Thursday, January 27, 2011

Egypt in Turmoil

Egypt is in turmoil and it looks like the protests are continuing - and having an effect.



Egyptian opposition leader Mohamed ElBaradei says Egypt must change and he is ready to lead the transition if asked. If that name sounds familiar, it should. He was the former head of the IAEA and won a Nobel Peace Prize so his statements carry significant weight inside and outside Egypt. That he's voiced those opinions shows that Hosni Mubarak is in real trouble.
If the Egyptian government used violence, it would lead to more violence, he warned.

"I continue to call on the regime to understand that they better listen and listen quickly, not use violence and understand that change has to come. There's no other option," Mr ElBaradei added.

Police and demonstrators have again clashed in Cairo and Suez, and the unrest has now spread to the industrial city of Ismailiyya.

The Egyptian stock exchange suspended trading temporarily after a sharp drop within minutes of opening, but its benchmark index has fallen further since re-opening.

The unrest began on Tuesday in what anti-government activists called a "day of revolt", inspired by the uprising in Tunisia which ousted President Zine al-Abidine Ben Ali.

On Wednesday night, activists remained on the streets of the capital, Cairo, and of Suez, defying official warnings.

The BBC's Jon Leyne in Cairo says that while the protesters are still only a minority, they show no sign of fading away and there is a chance that many more people will join once the working week finishes on Thursday.

The protest organisers have urged people to come out in force again after attending prayers in mosques and churches on Friday, stressing that the religion of protesters is not relevant.

The Muslim Brotherhood has given its backing to the planned protests. Despite an official ban, it remains Egypt's largest and most organised opposition movement.
The Muslim Brotherhood's actions are in contrast to their hands-off attitude towards the protests earlier this week. It looks like they're getting ready to take advantage of the situation to their own benefit.

UPDATE:
Egyptian bloggers continue reporting on the protests and rallying others to the cause of bringing down the Mubarak regime. The NY Times has posted a bunch of videos from rallies, protests, and riots throughout Egypt that have taken place in the past two days.

UPDATE:
ElBaradei has returned to Egypt, but he seems to have more support among the chattering class than he does among actual Egyptians. Rather than being mobbed by supporters, journalists turned out in droves to hear what ElBaradei has to say, which isn't much more than self-serving grandstanding.

UPDATE:
MSNBC characerizes ElBaradei as a democracy leader, but the Times notes that he's a late convert to the democracy movement. Also, protesters and security forces are gearing up for a major confrontation tomorrow, which could go a long way to defining the future of Egypt.
Smoke rose over the city of Suez on Thursday as sometimes violent protests continued there. In the capital, a relative calm settled over the streets in anticipation of a new wave of demonstrations anticipated for Friday.

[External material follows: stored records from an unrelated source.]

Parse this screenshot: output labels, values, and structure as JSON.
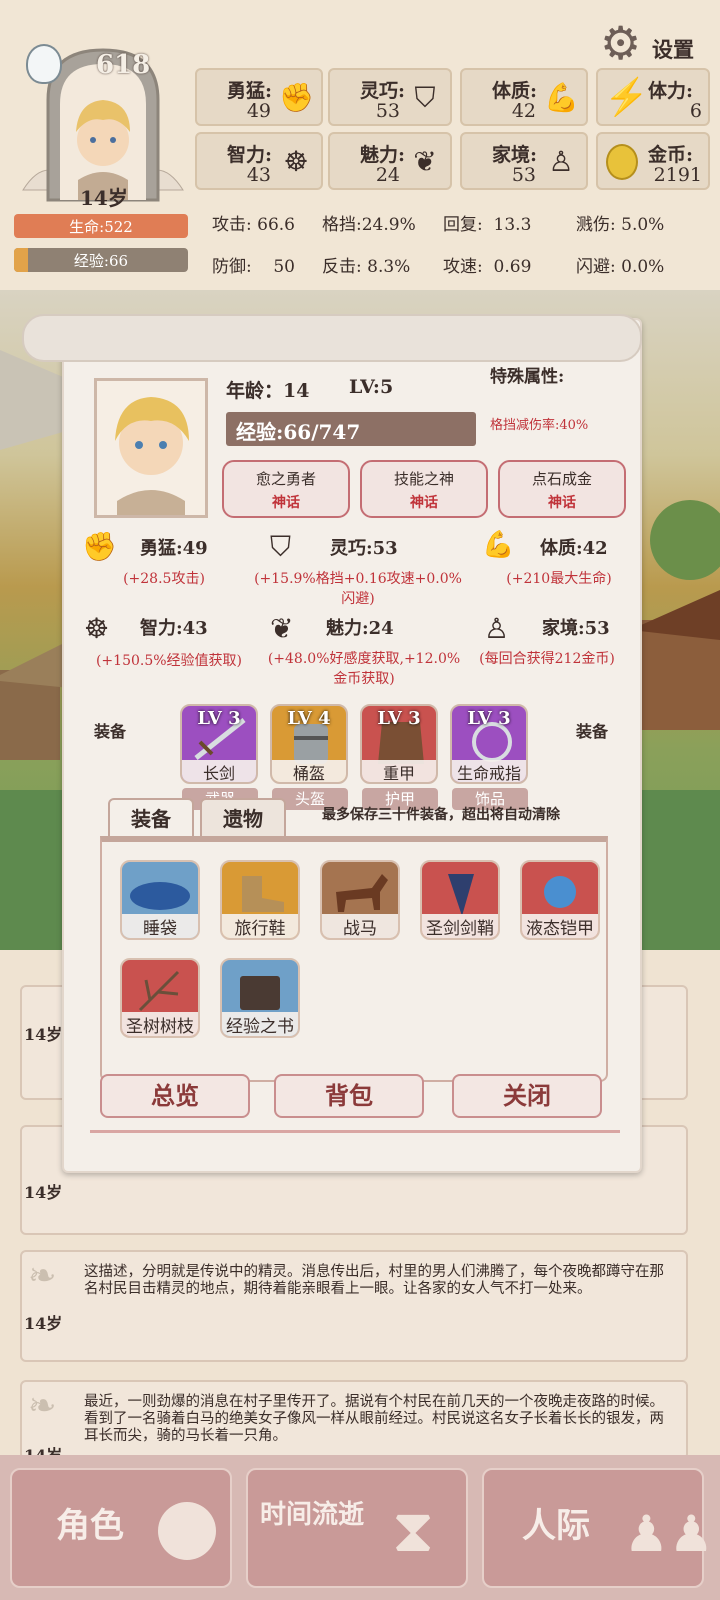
{
  "header": {
    "soul_points": "618",
    "age_tag": "14岁",
    "hp_label": "生命:522",
    "exp_label": "经验:66",
    "settings_label": "设置"
  },
  "attributes": [
    {
      "name": "勇猛:",
      "value": "49",
      "icon": "fist-icon"
    },
    {
      "name": "灵巧:",
      "value": "53",
      "icon": "cloak-icon"
    },
    {
      "name": "体质:",
      "value": "42",
      "icon": "arm-icon"
    },
    {
      "name": "智力:",
      "value": "43",
      "icon": "brain-icon"
    },
    {
      "name": "魅力:",
      "value": "24",
      "icon": "flower-icon"
    },
    {
      "name": "家境:",
      "value": "53",
      "icon": "wealth-icon"
    }
  ],
  "resources": {
    "stamina_label": "体力:",
    "stamina_value": "6",
    "gold_label": "金币:",
    "gold_value": "2191"
  },
  "combat": [
    {
      "label": "攻击:",
      "value": "66.6"
    },
    {
      "label": "格挡:",
      "value": "24.9%"
    },
    {
      "label": "回复:",
      "value": "13.3"
    },
    {
      "label": "溅伤:",
      "value": "5.0%"
    },
    {
      "label": "防御:",
      "value": "50"
    },
    {
      "label": "反击:",
      "value": "8.3%"
    },
    {
      "label": "攻速:",
      "value": "0.69"
    },
    {
      "label": "闪避:",
      "value": "0.0%"
    }
  ],
  "panel": {
    "age_line": "年龄：14",
    "level": "LV:5",
    "exp": "经验:66/747",
    "special_title": "特殊属性:",
    "special_value": "格挡减伤率:40%",
    "titles": [
      {
        "name": "愈之勇者",
        "rank": "神话"
      },
      {
        "name": "技能之神",
        "rank": "神话"
      },
      {
        "name": "点石成金",
        "rank": "神话"
      }
    ],
    "attr_details": [
      {
        "title": "勇猛:49",
        "desc": "(+28.5攻击)"
      },
      {
        "title": "灵巧:53",
        "desc": "(+15.9%格挡+0.16攻速+0.0%闪避)"
      },
      {
        "title": "体质:42",
        "desc": "(+210最大生命)"
      },
      {
        "title": "智力:43",
        "desc": "(+150.5%经验值获取)"
      },
      {
        "title": "魅力:24",
        "desc": "(+48.0%好感度获取,+12.0%金币获取)"
      },
      {
        "title": "家境:53",
        "desc": "(每回合获得212金币)"
      }
    ],
    "equip_left_label": "装备",
    "equip_right_label": "装备",
    "equipment": [
      {
        "level": "LV 3",
        "name": "长剑",
        "type": "武器",
        "color": "#9c4fc0"
      },
      {
        "level": "LV 4",
        "name": "桶盔",
        "type": "头盔",
        "color": "#d99a35"
      },
      {
        "level": "LV 3",
        "name": "重甲",
        "type": "护甲",
        "color": "#c9524f"
      },
      {
        "level": "LV 3",
        "name": "生命戒指",
        "type": "饰品",
        "color": "#9c4fc0"
      }
    ],
    "tabs": [
      "装备",
      "遗物"
    ],
    "notice": "最多保存三十件装备，超出将自动清除",
    "items": [
      {
        "name": "睡袋",
        "color": "#6fa0c8"
      },
      {
        "name": "旅行鞋",
        "color": "#d99a35"
      },
      {
        "name": "战马",
        "color": "#a57450"
      },
      {
        "name": "圣剑剑鞘",
        "color": "#c9524f"
      },
      {
        "name": "液态铠甲",
        "color": "#c9524f"
      },
      {
        "name": "圣树树枝",
        "color": "#c9524f"
      },
      {
        "name": "经验之书",
        "color": "#6fa0c8"
      }
    ],
    "buttons": {
      "overview": "总览",
      "bag": "背包",
      "close": "关闭"
    }
  },
  "logs": [
    {
      "age": "14岁",
      "text": ""
    },
    {
      "age": "14岁",
      "text": ""
    },
    {
      "age": "14岁",
      "text": "这描述，分明就是传说中的精灵。消息传出后，村里的男人们沸腾了，每个夜晚都蹲守在那名村民目击精灵的地点，期待着能亲眼看上一眼。让各家的女人气不打一处来。"
    },
    {
      "age": "14岁",
      "text": "最近，一则劲爆的消息在村子里传开了。据说有个村民在前几天的一个夜晚走夜路的时候。看到了一名骑着白马的绝美女子像风一样从眼前经过。村民说这名女子长着长长的银发，两耳长而尖，骑的马长着一只角。"
    }
  ],
  "nav": {
    "character": "角色",
    "time": "时间流逝",
    "social": "人际"
  }
}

Raising the stakes, the Muslim Brotherhood, long the country’s largest organized opposition group, intends to end days of official inaction to enter fully into protests on Friday. On its Web site, the group said it would join “with all the national Egyptian forces, the Egyptian people, so that this coming Friday will be the general day of rage for the Egyptian nation.”

Mr. ElBaradei, the former head of the International Atomic Energy Agency who has sought to refashion himself as pro-democracy campaigner in his homeland, is viewed by some supporters as capable of uniting the country’s fractious opposition and offering an alternative to Mr. Mubarak’s authoritarian rule. Critics view him as an opportunist who has spent too little time in the country to take control of a movement which began without his leadership.

But his return adds a new element to the unrest in several big cities that has shaken assumptions that Mr. Mubarak’s security apparatus can keep a tight lid on popular protest.

Safwat el-Sherif, the secretary general of the ruling National Democratic Party, called for restraint from both security forces and protesters, and he raised the possibility of opening a dialogue with the young people who have powered the demonstrations. At the stock exchange, meanwhile, the benchmark Egyptian index fell to its lowest level in over two years, shedding more than 10 percentage points and forcing a brief suspension of trading, news reports said.

“It’s clear today that the inability to control the situation in the streets yesterday is panicking investors,” The Associated Press quoted Ahmed Hanafi, a broker with Guthour Trading, as saying. “The drop we saw yesterday is being repeated. At this rate, it’s going to continue to fall hard.”